Non si è parlato di San Gottardo lunedì mattina nell’incontro a Roma fra Max Friedli, capo dell’Ufficio federale dei trasporti e Renato Maria Li Bassi, Consigliere per gli affari internazionali del ministero dei trasporti italiano. Un appuntamento da tempo in agenda ma che poteva diventare strategico vista la difficile situazione dei trasporti dopo l’incidente del San Gottardo.
Camionisti italiani furiosi
Gli autotrasportatori italiani sono furiosi. Dal governo di Roma attendevano una reazione immediata. Invece, nell’incontro di stamattina Max Friedli e il consigliere ministeriale Li Bassi, si sono limitati a discutere l’accordo bilaterale fra la Svizzera e l’Italia relativa alla Trasversale ferroviaria alpina, l’avanzamento dei lavori e la costruzione delle rampe di carico.

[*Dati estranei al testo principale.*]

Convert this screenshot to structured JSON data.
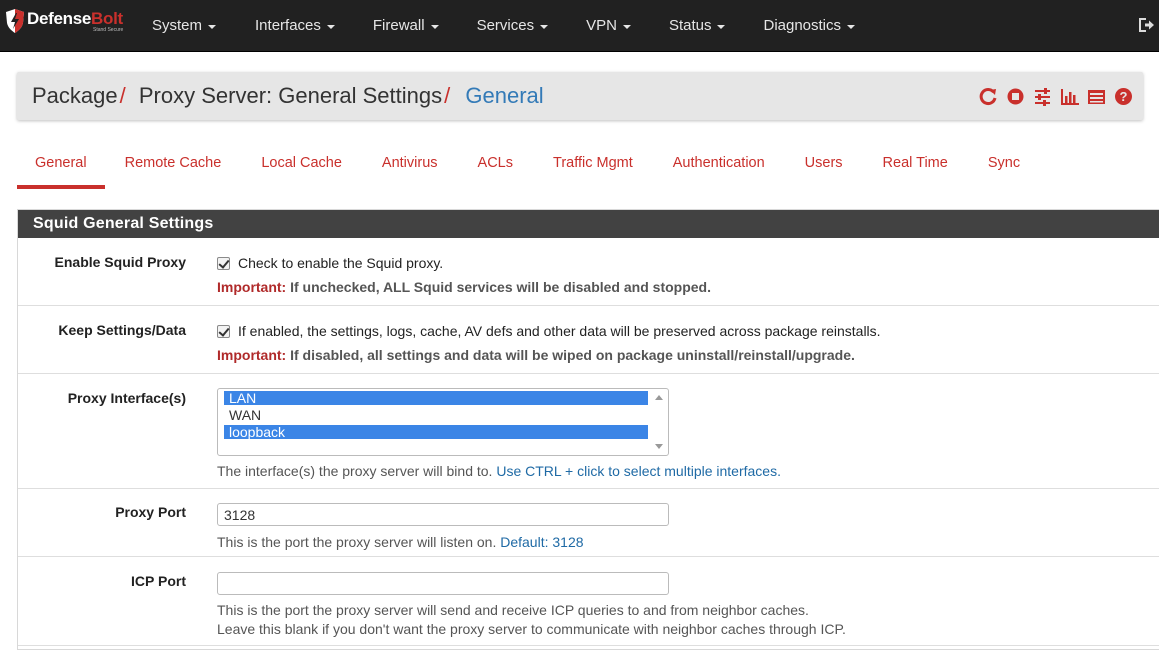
{
  "brand": {
    "name_main": "Defense",
    "name_accent": "Bolt",
    "tagline": "Stand Secure"
  },
  "nav": {
    "items": [
      {
        "label": "System"
      },
      {
        "label": "Interfaces"
      },
      {
        "label": "Firewall"
      },
      {
        "label": "Services"
      },
      {
        "label": "VPN"
      },
      {
        "label": "Status"
      },
      {
        "label": "Diagnostics"
      }
    ],
    "logout_icon": "logout-icon"
  },
  "breadcrumb": {
    "items": [
      "Package",
      "Proxy Server: General Settings",
      "General"
    ],
    "separator": "/",
    "icons": [
      "restart-service-icon",
      "stop-service-icon",
      "settings-sliders-icon",
      "chart-icon",
      "log-icon",
      "help-icon"
    ]
  },
  "tabs": [
    {
      "label": "General",
      "active": true
    },
    {
      "label": "Remote Cache"
    },
    {
      "label": "Local Cache"
    },
    {
      "label": "Antivirus"
    },
    {
      "label": "ACLs"
    },
    {
      "label": "Traffic Mgmt"
    },
    {
      "label": "Authentication"
    },
    {
      "label": "Users"
    },
    {
      "label": "Real Time"
    },
    {
      "label": "Sync"
    }
  ],
  "panel": {
    "title": "Squid General Settings",
    "fields": {
      "enable": {
        "label": "Enable Squid Proxy",
        "checked": true,
        "checkbox_text": "Check to enable the Squid proxy.",
        "important_prefix": "Important:",
        "important_text": " If unchecked, ALL Squid services will be disabled and stopped."
      },
      "keep": {
        "label": "Keep Settings/Data",
        "checked": true,
        "checkbox_text": "If enabled, the settings, logs, cache, AV defs and other data will be preserved across package reinstalls.",
        "important_prefix": "Important:",
        "important_text": " If disabled, all settings and data will be wiped on package uninstall/reinstall/upgrade."
      },
      "interfaces": {
        "label": "Proxy Interface(s)",
        "options": [
          {
            "label": "LAN",
            "selected": true
          },
          {
            "label": "WAN",
            "selected": false
          },
          {
            "label": "loopback",
            "selected": true
          }
        ],
        "help_text": "The interface(s) the proxy server will bind to. ",
        "help_link": "Use CTRL + click to select multiple interfaces."
      },
      "port": {
        "label": "Proxy Port",
        "value": "3128",
        "help_text": "This is the port the proxy server will listen on. ",
        "help_link": "Default: 3128"
      },
      "icp": {
        "label": "ICP Port",
        "value": "",
        "help_line1": "This is the port the proxy server will send and receive ICP queries to and from neighbor caches.",
        "help_line2": "Leave this blank if you don't want the proxy server to communicate with neighbor caches through ICP."
      }
    }
  },
  "colors": {
    "navbar_bg": "#212121",
    "accent_red": "#c9302c",
    "link_blue": "#337ab7",
    "panel_head_bg": "#424242",
    "select_blue": "#3b85e6"
  }
}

“Uno scandalo”, ci ha detto Paolo Uggè, segretario generale della Conftrasporto. “Noi perdiamo milioni di lire ogni giorno e il governo non si è ancora attivato presso le autorità elvetiche per cercare di sbloccare la situazione”.

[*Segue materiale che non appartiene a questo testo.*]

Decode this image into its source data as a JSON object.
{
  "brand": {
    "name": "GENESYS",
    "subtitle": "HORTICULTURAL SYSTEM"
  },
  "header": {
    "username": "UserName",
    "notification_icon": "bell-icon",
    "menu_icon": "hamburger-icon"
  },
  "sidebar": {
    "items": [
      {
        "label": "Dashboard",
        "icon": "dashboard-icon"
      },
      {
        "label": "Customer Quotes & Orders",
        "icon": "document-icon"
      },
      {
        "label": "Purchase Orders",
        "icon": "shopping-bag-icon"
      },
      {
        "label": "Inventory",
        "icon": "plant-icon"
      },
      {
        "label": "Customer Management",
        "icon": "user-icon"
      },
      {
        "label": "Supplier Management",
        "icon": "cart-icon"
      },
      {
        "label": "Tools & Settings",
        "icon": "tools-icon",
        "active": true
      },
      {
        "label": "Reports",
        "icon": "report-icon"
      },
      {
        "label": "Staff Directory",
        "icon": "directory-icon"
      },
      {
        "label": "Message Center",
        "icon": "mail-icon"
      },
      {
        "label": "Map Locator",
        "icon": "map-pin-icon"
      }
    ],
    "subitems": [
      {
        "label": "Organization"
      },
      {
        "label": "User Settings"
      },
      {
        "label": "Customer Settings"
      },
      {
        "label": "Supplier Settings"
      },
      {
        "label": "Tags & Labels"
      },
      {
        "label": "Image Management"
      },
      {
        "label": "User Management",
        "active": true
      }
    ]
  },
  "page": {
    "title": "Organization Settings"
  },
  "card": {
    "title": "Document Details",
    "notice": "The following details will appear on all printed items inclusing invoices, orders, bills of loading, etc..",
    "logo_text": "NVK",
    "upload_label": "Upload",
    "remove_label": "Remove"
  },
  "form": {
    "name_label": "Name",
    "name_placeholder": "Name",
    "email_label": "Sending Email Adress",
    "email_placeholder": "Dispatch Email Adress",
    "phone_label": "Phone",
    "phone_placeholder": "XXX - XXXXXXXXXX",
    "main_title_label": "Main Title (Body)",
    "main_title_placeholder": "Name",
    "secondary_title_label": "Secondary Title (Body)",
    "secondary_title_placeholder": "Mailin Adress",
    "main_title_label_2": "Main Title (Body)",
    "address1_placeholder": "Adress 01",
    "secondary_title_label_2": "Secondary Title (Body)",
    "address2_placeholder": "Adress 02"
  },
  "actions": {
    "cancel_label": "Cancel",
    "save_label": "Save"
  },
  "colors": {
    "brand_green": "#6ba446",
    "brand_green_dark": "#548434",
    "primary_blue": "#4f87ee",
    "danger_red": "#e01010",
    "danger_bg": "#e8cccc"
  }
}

Il traffico commerciale fra l’Italia e il Nord Europa, dopo il tragico incidente del San Gottardo, è al collasso. Migliaia di Tir sono incolonnati fra il Brennero e il Frejus. L’Austria non vuole decontingentare il traffico pesante sul suo territorio e il Frejus fatica a inghiottire il serpentone di Tir.

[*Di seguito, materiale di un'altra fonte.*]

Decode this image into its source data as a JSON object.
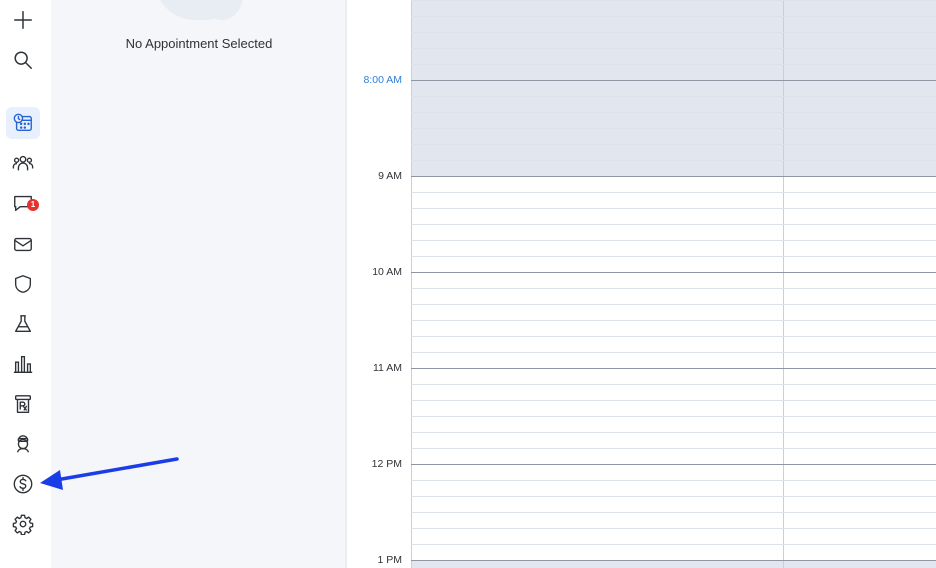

“Saremmo disposti a mettere le nostre merci sul treno, dice ancora Uggè, “ma ci dicano almeno cosa dobbiamo fare”.
Invece, dal governo di Roma, non arriva nessuna risposta. Lunedì mattina il ministro dei trasporti Pietro Lunardi era a Milano. All’ incontro con Max Friedli, numero due dei trasporti elvetici -dopo il presidente della Confederazione Moritz Leunberger-, “l’Italia avrebbe dovuto mandare un rappresentante del governo con delega politica e non semplicemente un alto funzionario” conclude Uggè .
Comprensibile dunque il nervosismo degli autotrasportatori che con questa crisi rischiano di giocarsi il loro mercato al nord delle Alpi.